The third and largest faction is the “Let’s Make the Best of a Bad Situation” group, which seems to include practically every member of the GOP leadership.
As of today, there’s a brand new, fourth group – the pro-Clinton congressional Republican – a contingent with one member.
Rep. Richard Hanna becomes first congressional Republican to say he will vote for Hillary Clinton on Tuesday.
“For me, it is not enough to simply denounce his comments: He is unfit to serve our party and cannot lead this country,” Hanna wrote in an oped for Syracuse.com. “While I disagree with her on many issues, I will vote for Mrs. Clinton.”
Hanna is retiring at the end of his term this year.

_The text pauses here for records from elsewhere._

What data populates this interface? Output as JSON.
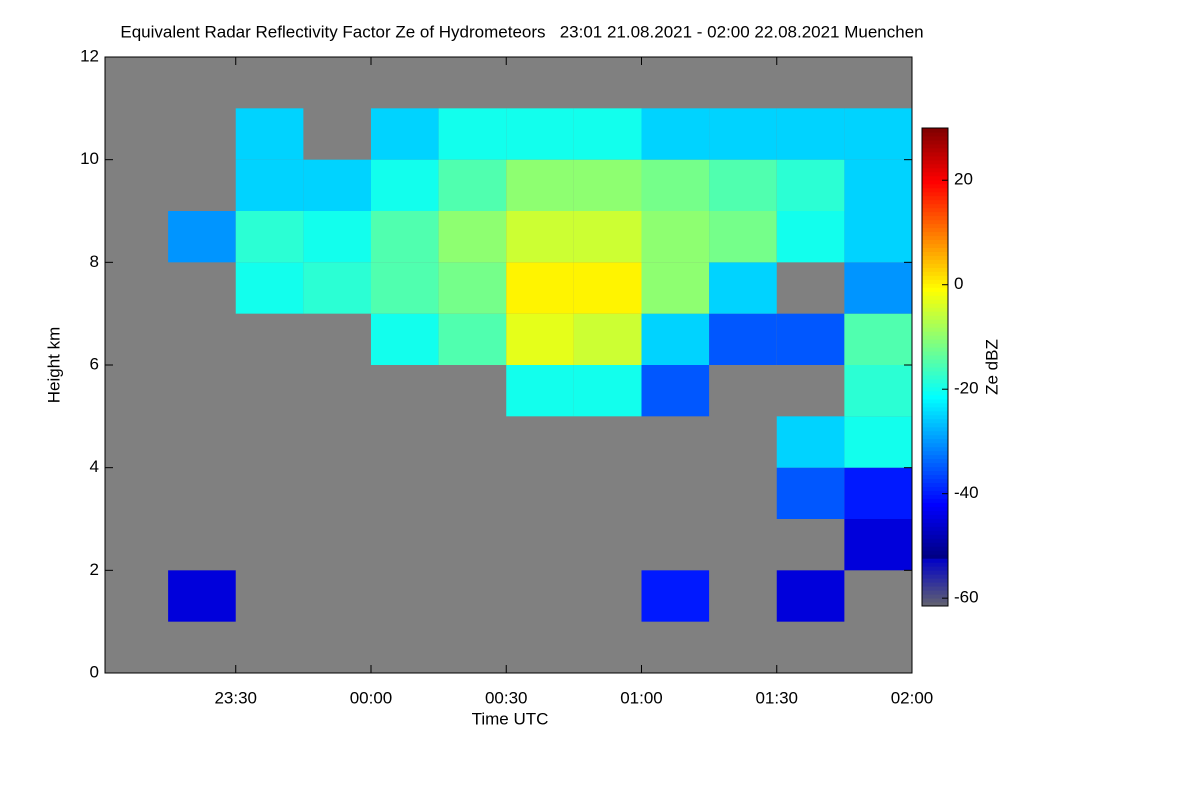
{
  "chart_data": {
    "type": "heatmap",
    "title": "Equivalent Radar Reflectivity Factor Ze of Hydrometeors   23:01 21.08.2021 - 02:00 22.08.2021 Muenchen",
    "x_label": "Time UTC",
    "y_label": "Height km",
    "colorbar_label": "Ze dBZ",
    "xlim": [
      23.0167,
      26
    ],
    "xticks": [
      {
        "value": 23.5,
        "label": "23:30"
      },
      {
        "value": 24,
        "label": "00:00"
      },
      {
        "value": 24.5,
        "label": "00:30"
      },
      {
        "value": 25,
        "label": "01:00"
      },
      {
        "value": 25.5,
        "label": "01:30"
      },
      {
        "value": 26,
        "label": "02:00"
      }
    ],
    "ylim": [
      0,
      12
    ],
    "yticks": [
      0,
      2,
      4,
      6,
      8,
      10,
      12
    ],
    "zlim": [
      -61.5,
      30
    ],
    "zticks": [
      -60,
      -40,
      -20,
      0,
      20
    ],
    "colormap": "jet",
    "background_color": "#808080",
    "x_edges": [
      23.0167,
      23.25,
      23.5,
      23.75,
      24,
      24.25,
      24.5,
      24.75,
      25,
      25.25,
      25.5,
      25.75,
      26
    ],
    "y_edges": [
      0,
      1,
      2,
      3,
      4,
      5,
      6,
      7,
      8,
      9,
      10,
      11,
      12
    ],
    "z": [
      [
        null,
        null,
        null,
        null,
        null,
        null,
        null,
        null,
        null,
        null,
        null,
        null
      ],
      [
        null,
        -45,
        null,
        null,
        null,
        null,
        null,
        null,
        -40,
        null,
        -45,
        null
      ],
      [
        null,
        null,
        null,
        null,
        null,
        null,
        null,
        null,
        null,
        null,
        null,
        -45
      ],
      [
        null,
        null,
        null,
        null,
        null,
        null,
        null,
        null,
        null,
        null,
        -35,
        -40
      ],
      [
        null,
        null,
        null,
        null,
        null,
        null,
        null,
        null,
        null,
        null,
        -25,
        -20
      ],
      [
        null,
        null,
        null,
        null,
        null,
        null,
        -20,
        -20,
        -35,
        null,
        null,
        -18
      ],
      [
        null,
        null,
        null,
        null,
        -20,
        -15,
        -3,
        -5,
        -25,
        -35,
        -35,
        -15
      ],
      [
        null,
        null,
        -20,
        -18,
        -15,
        -12,
        0,
        0,
        -10,
        -25,
        null,
        -30
      ],
      [
        null,
        -30,
        -18,
        -20,
        -15,
        -10,
        -5,
        -5,
        -10,
        -12,
        -20,
        -25
      ],
      [
        null,
        null,
        -25,
        -25,
        -20,
        -15,
        -10,
        -10,
        -12,
        -15,
        -18,
        -25
      ],
      [
        null,
        null,
        -25,
        null,
        -25,
        -20,
        -20,
        -20,
        -25,
        -25,
        -25,
        -25
      ],
      [
        null,
        null,
        null,
        null,
        null,
        null,
        null,
        null,
        null,
        null,
        null,
        null
      ]
    ]
  }
}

To put it mildly, for a sitting congressional Republican to endorse a Democratic presidential candidate is exceedingly rare. I remember in 2004 when then-Sen. Lincoln Chafee of Rhode Island – a GOP senator at the time – announced he wouldn’t support then-President George W. Bush’s re-election, it was considered quite a story. But even then, Chafee didn’t endorse John Kerry; he instead announced he’d write in George H.W. Bush’s name.
It’s this recent history that makes Hanna’s announcement that much more significant.